A quick note on a very interesting Supreme Court opinion last week in the religious liberty context, Ramirez v. Collier. The Court awarded a prisoner on death row a preliminary injunction against his execution because the state refused to allow the prisoner to have his pastor pray and lay hands on him in the execution chamber. The Court held that the prisoner would likely succeed in showing that the state’s refusal violated his rights under RLUIPA, a federal statute that prohibits prison officials from substantially violating an inmate’s exercise of religion unless the officials have chosen the least restrictive means of achieving a compelling state interest.
Writing for the Court, Chief Justice John Roberts reasoned that, although the prison officials had compelling interests in, among other things, preventing interference with an execution and maintaining security in the execution chamber, the officials could employ less restrictive means of achieving those interests. The officials could, for example, limit the volume level of any prayer, restrict the time allowed, and subject clergy to immediate removal if they caused disruptions. The Court noted in this regard that having clergy present to counsel and comfort prisoners at executions was a traditional practice that dated from before the founding of the Nation and that continues in many states today.
It’s this last point that makes the case so interesting, from a jurisprudential perspective. As Justice Kavanaugh wrote in a concurrence, the compelling interest test—also known as strict scrutiny—operates in many contexts besides RLUIPA. Strict scrutiny applies in many free exercise cases, for example, notwithstanding Employment Division v. Smith, and in other constitutional contexts as well. But strict scrutiny often makes judges (and scholars) uneasy because it turns on courts’ intuitive judgments. In practice, strict scrutiny often works as a balancing test that depends on judges’ prior commitments, which are often contestable.

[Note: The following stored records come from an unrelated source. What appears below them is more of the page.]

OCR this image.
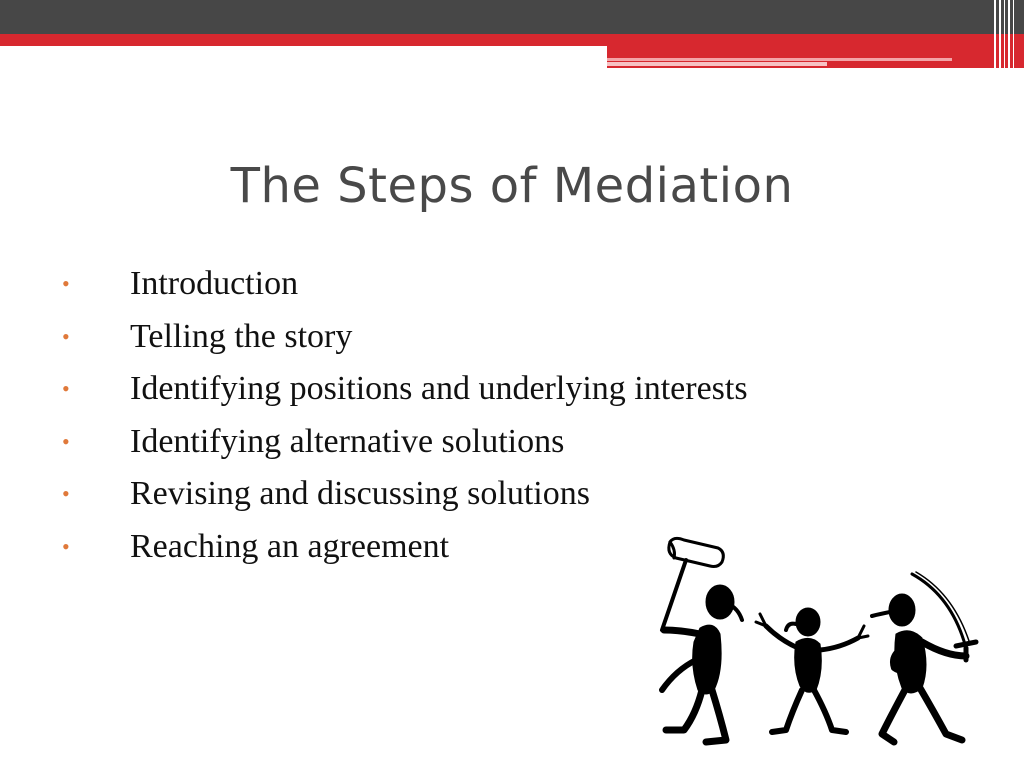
The Steps of Mediation
• Introduction
• Telling the story
• Identifying positions and underlying interests
• Identifying alternative solutions
• Revising and discussing solutions
• Reaching an agreement
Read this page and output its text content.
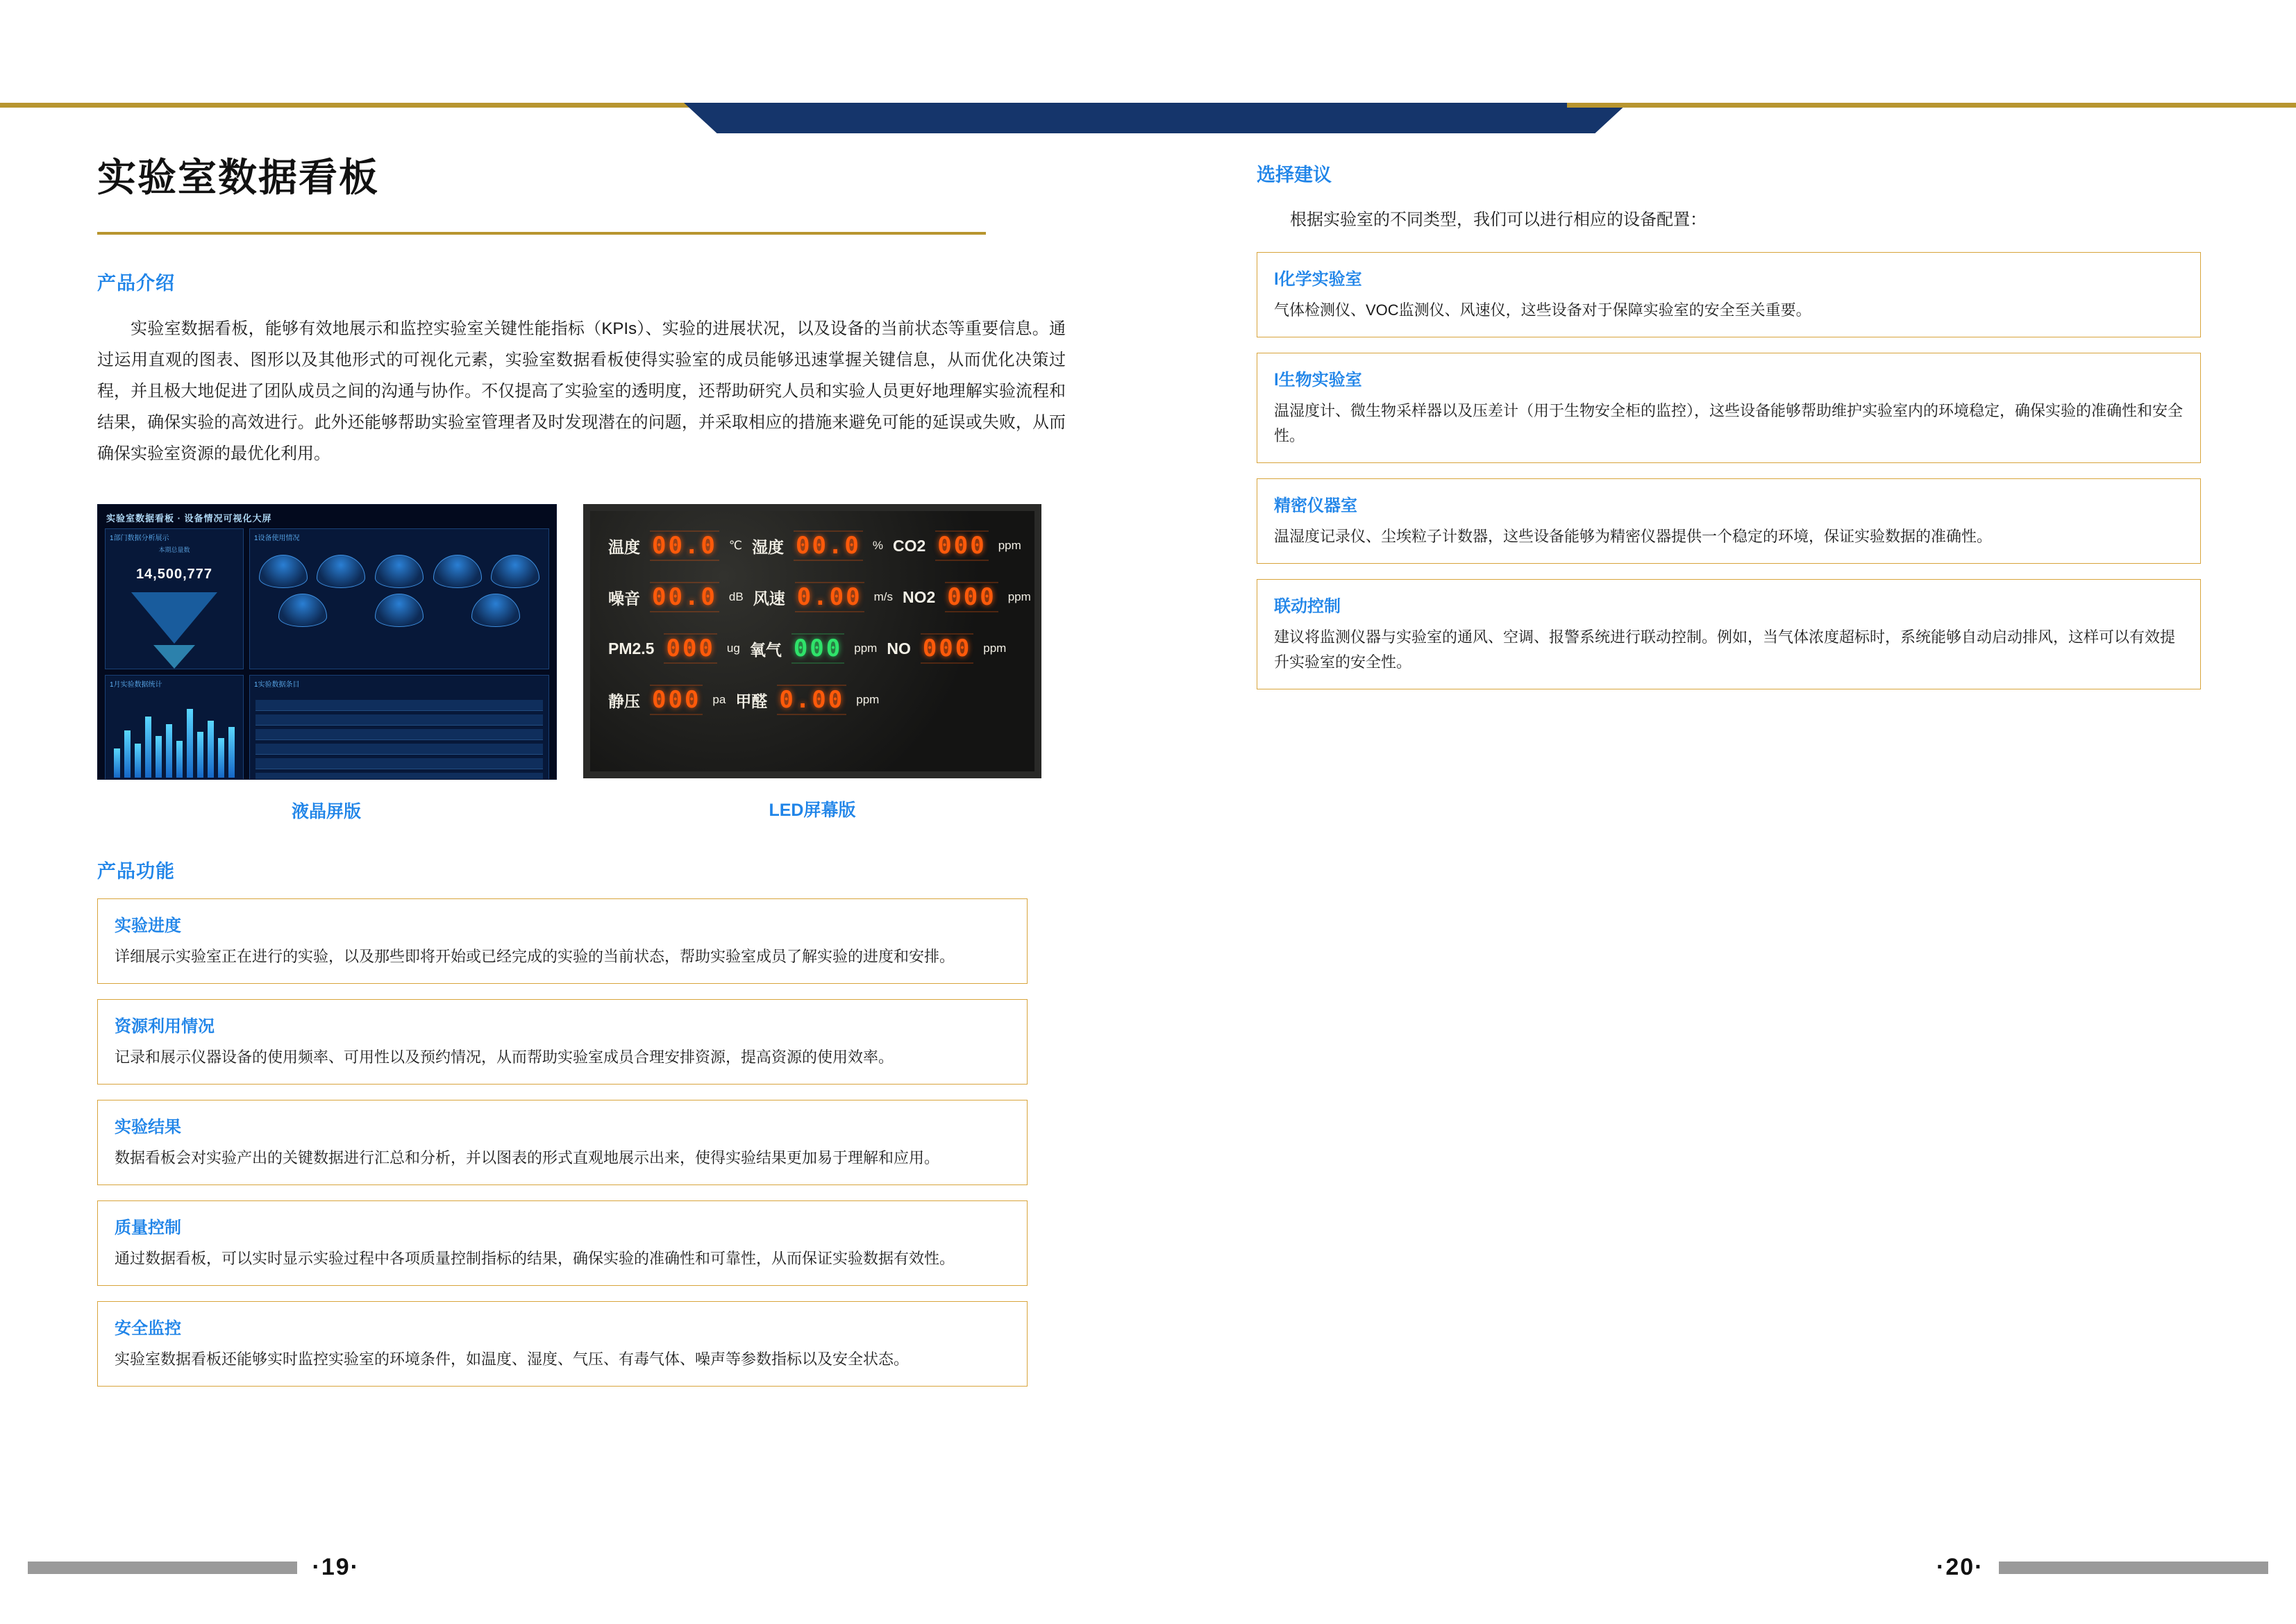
实验室数据看板
产品介绍

实验室数据看板，能够有效地展示和监控实验室关键性能指标（KPIs）、实验的进展状况，以及设备的当前状态等重要信息。通过运用直观的图表、图形以及其他形式的可视化元素，实验室数据看板使得实验室的成员能够迅速掌握关键信息，从而优化决策过程，并且极大地促进了团队成员之间的沟通与协作。不仅提高了实验室的透明度，还帮助研究人员和实验人员更好地理解实验流程和结果，确保实验的高效进行。此外还能够帮助实验室管理者及时发现潜在的问题，并采取相应的措施来避免可能的延误或失败，从而确保实验室资源的最优化利用。

实验室数据看板 · 设备情况可视化大屏
1部门数据分析展示
本期总量数
14,500,777
1设备使用情况
1月实验数据统计	1实验数据条目
液晶屏版
温度 00.0 ℃ 湿度 00.0 % CO2 000 ppm
噪音 00.0 dB 风速 0.00 m/s NO2 000 ppm
PM2.5 000 ug 氧气 000 ppm NO 000 ppm
静压 000 pa 甲醛 0.00 ppm
LED屏幕版
产品功能
实验进度
详细展示实验室正在进行的实验，以及那些即将开始或已经完成的实验的当前状态，帮助实验室成员了解实验的进度和安排。
资源利用情况
记录和展示仪器设备的使用频率、可用性以及预约情况，从而帮助实验室成员合理安排资源，提高资源的使用效率。
实验结果
数据看板会对实验产出的关键数据进行汇总和分析，并以图表的形式直观地展示出来，使得实验结果更加易于理解和应用。
质量控制
通过数据看板，可以实时显示实验过程中各项质量控制指标的结果，确保实验的准确性和可靠性，从而保证实验数据有效性。
安全监控
实验室数据看板还能够实时监控实验室的环境条件，如温度、湿度、气压、有毒气体、噪声等参数指标以及安全状态。
选择建议

根据实验室的不同类型，我们可以进行相应的设备配置：

l化学实验室
气体检测仪、VOC监测仪、风速仪，这些设备对于保障实验室的安全至关重要。
l生物实验室
温湿度计、微生物采样器以及压差计（用于生物安全柜的监控），这些设备能够帮助维护实验室内的环境稳定，确保实验的准确性和安全性。
精密仪器室
温湿度记录仪、尘埃粒子计数器，这些设备能够为精密仪器提供一个稳定的环境，保证实验数据的准确性。
联动控制
建议将监测仪器与实验室的通风、空调、报警系统进行联动控制。例如，当气体浓度超标时，系统能够自动启动排风，这样可以有效提升实验室的安全性。
·19·	·20·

In Ramirez, for example, prison officials had concluded that the marginal benefit of excluding pastors from the execution chamber outweighed the burden on inmates’ RLUIPA rights. Chief Justice Roberts and the majority evidently disagreed. But how were they to know? “It is difficult for a court applying” strict scrutiny, Kavanaugh wrote, “to know where to draw the line—that is, how much additional risk of great harm is too much for a court to order the State to bear.” If the justices’ intuitive judgments are all that make the difference, that hardly seems legitimate.
Here, according to Kavanaugh, is where tradition can help. For centuries in American practice, clergy have been present at executions. And that practice continues today. The presence of clergy, in other words, is a living tradition. “Although the compelling interest and least restrictive means standards are necessarily imprecise,” Kavanaugh wrote, “history and state practice can at least help structure the inquiry and focus the Court’s assessment of the State’s arguments.” Kavanaugh wrote separately to emphasize this aspect of the Court’s reasoning.
As my colleague Marc DeGirolami has argued, tradition is an often-overlooked factor in many constitutional doctrines, very much including the Court’s establishment and free exercise jurisprudence. Tradition can’t solve all problems or remove all indeterminacy, of course. Identifying a tradition can be an intuitive exercise, too, and besides, people will differ on whether a particular tradition is worth preserving in the first place. But, as Justice Kavanaugh suggests, tradition can help make balancing tests more predictable and limit intuition as a factor in judicial decision making. His insight is worth pursuing, in the strict scrutiny context and elsewhere.